Table 7. Literature review of stereotactic reirradiation studies for nasopharyngeal carcinoma (only included studies with retrievable full text
via PubMed or journal webpages).
On reviewing patients who suffered from fatal
nasopharyngeal haemorrhage as a complication, all
of these patients presented first with sentinel bleeds
up to 2 months before their fatal episode, suggesting
the possibility of earlier detection of carotid artery
pseudoaneurysms by raising physicians’ and patients’
awareness, especially in patients with known risk factors
such as reirradiation and skull base radionecrosis.[38]
Earlier detection may allow preventive endovascular
interventions to be performed.
As our study only included a limited number of patients
and survival events, conclusions regarding prognostic
factors should be drawn with caution, given the known
limitations of variable analyses of small cohorts.
Nonetheless, in the residual disease group, we found an
impact of FSRT GTV with a cut-off of 16 mL on OS
and PFS, similar to findings reported in many previous
studies.[27] [39] [40] [41] The cut-off values of this GTV in relation to
survival outcomes for the residual and recurrent disease
groups identified by receiver operating characteristic
analysis were different (16 mL and 10 mL, respectively).
We postulate that this difference could be due to the
inherently poorer radiosensitivity of recurrent disease.

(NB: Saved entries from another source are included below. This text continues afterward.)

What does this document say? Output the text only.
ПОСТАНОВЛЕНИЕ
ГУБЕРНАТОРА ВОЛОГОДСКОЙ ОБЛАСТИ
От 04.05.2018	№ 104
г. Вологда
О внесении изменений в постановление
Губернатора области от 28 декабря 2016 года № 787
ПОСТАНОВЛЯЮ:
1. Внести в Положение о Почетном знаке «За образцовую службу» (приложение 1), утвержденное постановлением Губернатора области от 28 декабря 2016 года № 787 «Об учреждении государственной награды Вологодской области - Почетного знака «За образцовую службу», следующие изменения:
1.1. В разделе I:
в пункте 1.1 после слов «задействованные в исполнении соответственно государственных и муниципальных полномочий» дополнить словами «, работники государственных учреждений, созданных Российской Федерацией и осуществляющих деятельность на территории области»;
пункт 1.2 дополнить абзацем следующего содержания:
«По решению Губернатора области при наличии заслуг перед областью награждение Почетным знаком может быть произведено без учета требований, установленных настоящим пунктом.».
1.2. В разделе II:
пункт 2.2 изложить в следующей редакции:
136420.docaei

For the recurrent disease group, given the very limited
number of patients in the cohort, variable analysis
was more underpowered and might explain why some
commonly reported important prognostic factors such
as rT stage[28] [29] failed to reach statistical significance, and
the significance value of GTV was just below 0.05 (p =
0.044 for OS, p = 0.048 for PFS). However, on careful
assessment of all the regression analysis results, the
hazard ratios and p values of FSRT GTV far outweigh
those of either initial or recurrent T stage in both groups.
Over the years, much effort has been made to formulate
prognostic algorithms to predict radioresistance in
recurrence, so that low-risk patients could be confidently treated with reirradiation, whereas the unfavourable
high-risk group may be managed more aggressively or
recruited into clinical trials.[42] [43] With the changing patient
population and treatment advancements, the prognostic
effects of different factors could be dynamic and should
be continuously examined.
Looking to the future, the use of charged-particle RT,
including intensity-modulated ion therapy (IMIT) and
intensity-modulated proton therapy (IMPT), potentially
offers physical and biologic advantages over photon-based
IMRT. The multicentric in silico ROCOCO trial
has demonstrated further reduced doses to OARs using
IMIT or IMPT compared with photon therapy.[44] Very
recently, various group had been studying intensitymodulated
carbon ion RT in clinical practice for salvage
reirradiation of NPC, and has published promising early
results.[45] [46] However, long-term follow-up is needed to
assess the long-term outcome and late toxicities, and also
the optimal dose and fractionation.
CONCLUSION
In summary, we have presented our findings on the
efficacy and safety of LINAC-based FSRT, using a
frameless stereotactic system and IMRT technique, in
treating patients with NPC with local failure (including
residual and recurrent disease) after high-dose primary
IMRT. Using this less-invasive and resource-friendly
technique, the clinical outcomes were comparable to
those in the literature. FSRT GTV was identified as a
predictor of PFS and OS in patients irradiated for residual
disease. We look forward to more studies reporting
outcomes of reirradiation for patients treated in the
IMRT era, and also eagerly await long-term results from
IMIT and IMPT, which may further raise the therapeutic
ratio and overcome the existing barriers to reirradiation.